The large antiferromagnetic coupling in the Mn(IV)-Mn(IV) bond in the Li(6)Ca(2)[Mn(2)N(6)] and Li(6)Sr(2)[Mn(2)N(6)] crystals (J = -739 and -478 cm(-1), respectively, with H = -JS(A)·S(B)) is studied using different theoretical methods: solid-state density functional theory calculations, molecular density functional theory, and post-Hartree-Fock calculations with large embeddings. This magnetic coupling is a challenge for theoretical methods because both correlation and polarization effects are crucial for the correct description of the bond. All methods predict a large antiferromagnetic coupling, but none of the considered methods give a quantitative agreement with the experimental values.
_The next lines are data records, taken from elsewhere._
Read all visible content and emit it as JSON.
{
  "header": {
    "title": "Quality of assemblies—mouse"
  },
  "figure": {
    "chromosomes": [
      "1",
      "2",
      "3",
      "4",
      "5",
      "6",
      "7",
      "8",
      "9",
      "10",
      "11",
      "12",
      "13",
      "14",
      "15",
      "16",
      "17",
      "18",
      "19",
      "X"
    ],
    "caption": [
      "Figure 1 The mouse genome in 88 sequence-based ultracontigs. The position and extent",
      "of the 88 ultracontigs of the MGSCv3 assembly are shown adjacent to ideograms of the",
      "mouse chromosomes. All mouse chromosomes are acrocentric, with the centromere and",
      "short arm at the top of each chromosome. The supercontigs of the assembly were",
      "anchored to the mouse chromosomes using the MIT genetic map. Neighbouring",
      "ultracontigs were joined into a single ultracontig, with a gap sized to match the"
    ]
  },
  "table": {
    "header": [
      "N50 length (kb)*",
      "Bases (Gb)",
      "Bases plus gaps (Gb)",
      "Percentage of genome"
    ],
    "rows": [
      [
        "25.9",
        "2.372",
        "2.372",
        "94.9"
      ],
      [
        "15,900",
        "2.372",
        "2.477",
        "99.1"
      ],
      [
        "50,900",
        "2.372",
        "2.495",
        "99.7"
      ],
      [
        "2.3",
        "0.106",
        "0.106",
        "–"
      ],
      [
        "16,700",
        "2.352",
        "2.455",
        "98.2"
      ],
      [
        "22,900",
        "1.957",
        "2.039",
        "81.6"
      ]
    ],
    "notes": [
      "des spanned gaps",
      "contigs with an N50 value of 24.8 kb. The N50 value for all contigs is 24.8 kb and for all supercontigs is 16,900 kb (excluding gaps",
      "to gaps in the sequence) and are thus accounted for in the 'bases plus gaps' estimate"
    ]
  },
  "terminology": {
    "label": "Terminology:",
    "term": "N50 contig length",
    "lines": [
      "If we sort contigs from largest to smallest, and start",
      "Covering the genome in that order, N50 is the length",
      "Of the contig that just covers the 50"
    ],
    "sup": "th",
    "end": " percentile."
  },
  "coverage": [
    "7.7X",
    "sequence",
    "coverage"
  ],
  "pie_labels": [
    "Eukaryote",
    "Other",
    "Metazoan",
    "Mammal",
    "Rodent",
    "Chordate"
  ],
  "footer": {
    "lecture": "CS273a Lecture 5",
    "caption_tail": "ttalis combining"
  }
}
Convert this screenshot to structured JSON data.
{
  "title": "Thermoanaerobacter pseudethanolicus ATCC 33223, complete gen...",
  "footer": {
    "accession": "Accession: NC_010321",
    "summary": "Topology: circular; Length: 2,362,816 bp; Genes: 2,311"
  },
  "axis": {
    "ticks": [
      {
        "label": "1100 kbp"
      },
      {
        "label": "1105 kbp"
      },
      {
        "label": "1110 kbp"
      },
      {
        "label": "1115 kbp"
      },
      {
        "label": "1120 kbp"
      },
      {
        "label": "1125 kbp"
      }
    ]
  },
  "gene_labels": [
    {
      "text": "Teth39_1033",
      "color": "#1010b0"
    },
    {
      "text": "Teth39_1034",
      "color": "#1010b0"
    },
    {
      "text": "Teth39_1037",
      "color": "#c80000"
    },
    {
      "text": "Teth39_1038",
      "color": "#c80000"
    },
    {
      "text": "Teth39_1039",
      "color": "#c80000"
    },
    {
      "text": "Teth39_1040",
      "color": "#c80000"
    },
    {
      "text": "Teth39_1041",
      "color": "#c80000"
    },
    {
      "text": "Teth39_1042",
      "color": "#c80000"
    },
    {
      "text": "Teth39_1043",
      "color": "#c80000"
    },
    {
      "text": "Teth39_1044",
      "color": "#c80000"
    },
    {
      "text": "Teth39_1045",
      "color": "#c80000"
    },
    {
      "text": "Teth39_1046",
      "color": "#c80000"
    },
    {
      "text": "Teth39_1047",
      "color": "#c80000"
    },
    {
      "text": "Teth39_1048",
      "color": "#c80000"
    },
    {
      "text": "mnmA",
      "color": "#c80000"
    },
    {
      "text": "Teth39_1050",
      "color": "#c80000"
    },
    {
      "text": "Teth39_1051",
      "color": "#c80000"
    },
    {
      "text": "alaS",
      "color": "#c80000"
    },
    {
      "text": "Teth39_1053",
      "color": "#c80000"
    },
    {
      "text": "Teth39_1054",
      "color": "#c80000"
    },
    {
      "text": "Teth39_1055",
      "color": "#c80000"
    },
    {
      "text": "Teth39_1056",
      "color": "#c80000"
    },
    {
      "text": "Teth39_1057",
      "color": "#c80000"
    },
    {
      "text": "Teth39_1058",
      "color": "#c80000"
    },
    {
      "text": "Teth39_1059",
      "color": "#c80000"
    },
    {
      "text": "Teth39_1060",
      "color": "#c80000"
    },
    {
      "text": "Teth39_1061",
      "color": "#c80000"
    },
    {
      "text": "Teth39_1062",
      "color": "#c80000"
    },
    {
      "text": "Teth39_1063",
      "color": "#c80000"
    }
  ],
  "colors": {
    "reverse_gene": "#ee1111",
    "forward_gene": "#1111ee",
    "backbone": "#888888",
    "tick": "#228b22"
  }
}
The molecular methods, except B3LYP and CASPT2, underestimate the coupling for the calcium compound, while they overestimate it in the strontium compound, within 30%. These methods, on the other hand, strongly underestimate the decrease of the coupling between the two compounds, with the most correlated one predicting the same value for both compounds. The solid-state method overestimates the coupling within 60% but reproduces better their ratio. Analysis of the calculations shows that the magnetic coupling between the local π orbitals is not caused by a direct interaction but by the spin-polarized σ bond.